Ian lowered his head. He slicked back the bronze bowl of his hair, then glanced sideways. After a moment, he poked his chin at the dance floor.
Two girls were dancing together, close to our table. One had her hair up in a ponytail. She wore a sheer black blouse that showed her satin bra beneath it, and one of those delightful and absurd micro-skirts that reveal the top of the thigh and shadowed hints of more. The other, loose-haired, was more modestly dressed: a dress shirt unbuttoned to suggest the nook between her breasts, an A-line skirt to the knees, sandals rather than the first girl’s heels.
It took me a moment to realize that they had the same auburn hair and pale skin, the same fullness of lip. Even their figures matched, firm and athletic but blossoming into the curves of young adulthood.
The chaos of neon and shadow played over their bodies, their hair and faces; I couldn’t make out the color of their eyes, but they were dark.
“Twins?” I called.
Ian smiled.
The one with the ponytail was watching him. When their eyes met, she quirked a wicked little grin. She slipped behind her sister and turned her so that they were both sideways to us. Her forearms draped the other girl’s waist and her curled fingers brushed the front of her skirt. In time to the pounding music, she let her hips sway from side to side against her sister’s bottom.
I leaned towards Ian and said, “What have you told them?” The Zodiac Club might not be one of Chicago’s best-kept secrets, but we value our privacy. When people assume that your sexual escapades are an urban legend, there are fewer prying eyes.
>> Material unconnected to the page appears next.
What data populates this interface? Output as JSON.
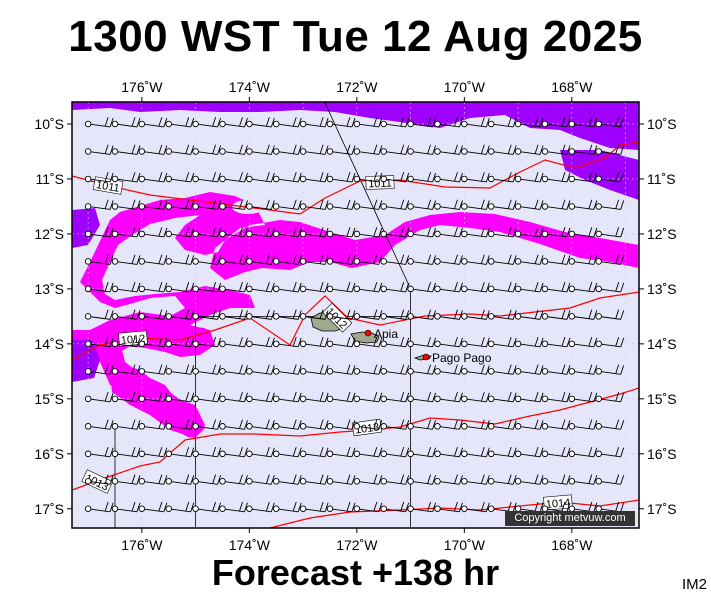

“Relax, Gemini.” Ian’s face was a mask, but his icy blue eyes followed the weave of the girl’s bodies. “I told them that I know people who throw parties for adults. Expensive parties. With restraint and pain.”
The one with loose hair danced with her head down, her eyes closed. Dark and glossy colors bobbed about her cheeks. Her arms uncoiled above her head, and that movement passed like a wave along the contour of her body, down to her ankles. She seemed scarcely aware of the club, even of her sibling pressed to her back.
“Tell me you didn’t meet them here.”
Ian adjusted the cuff of his shirt so that its violet cloth just crested the black pinstripe of his jacket’s sleeve. “We were introduced at a party.”
I had a vision of Ian, immaculately bare-chested, his paddle a blur, swatting the naked asses of those girls to the strains of Baroque violin. Vivaldi’s Spring, perhaps. My lips turned down at the corners.
“How much have they played?”
Ian turned his bland expression on me and said nothing. In my head, I said a little prayer for patience.
“Never,” he called at last. “But they’re curious.” His pale eyes sparkled.
“Never.”
“Never.”
I was reminded then why Ian enjoyed a position of prestige in our house second only to mine. He had his moments. As often as we disagreed, he had his moments.
“Are they of age?” I asked. Consent can be a complex idea in our games. To avoid recriminations, the club has a firm rule that only those twenty-one and older can play.
“Twenty-two.”
“Alright. You have my attention,” I said. “Invite them over.”
Ian gestured and the two women stopped dancing. Ponytail brushed his thigh with her knee as she came up to the table. The other slipped into the seat beside me and crossed her legs; the first remained standing.
“Gemini,” Ian said, “I give you April and Miranda Greene.”
“And it isn’t even my birthday.”
Ponytail smirked at me. Her sister blushed behind a polite smile. Their eyes were a remarkable dark green, the color of malachite.
“Ian, you puckish bastard,” I said. He raised his eyebrows, feigning besmusement. I settled back in my seat, crossed a leg over my thigh and studied his finds. “April and Miranda.” Something about the names intrigued me; I glanced from one to the other. “Which is which?”
“I’m April,” the standing girl declared. She stared into my eyes as she spoke, grinning. “That’s Miranda.”
“Is it,” I called over the crash and rumble of the music. “Aren’t you a little old to play the name game?”
She bent over and put her hands on the table, bringing her face closer to mine. Her posture gave me an excellent– and not accidental– view of her breasts above the satin bra and the sweet little vale between them. “Do you know of another game we could play?” she asked.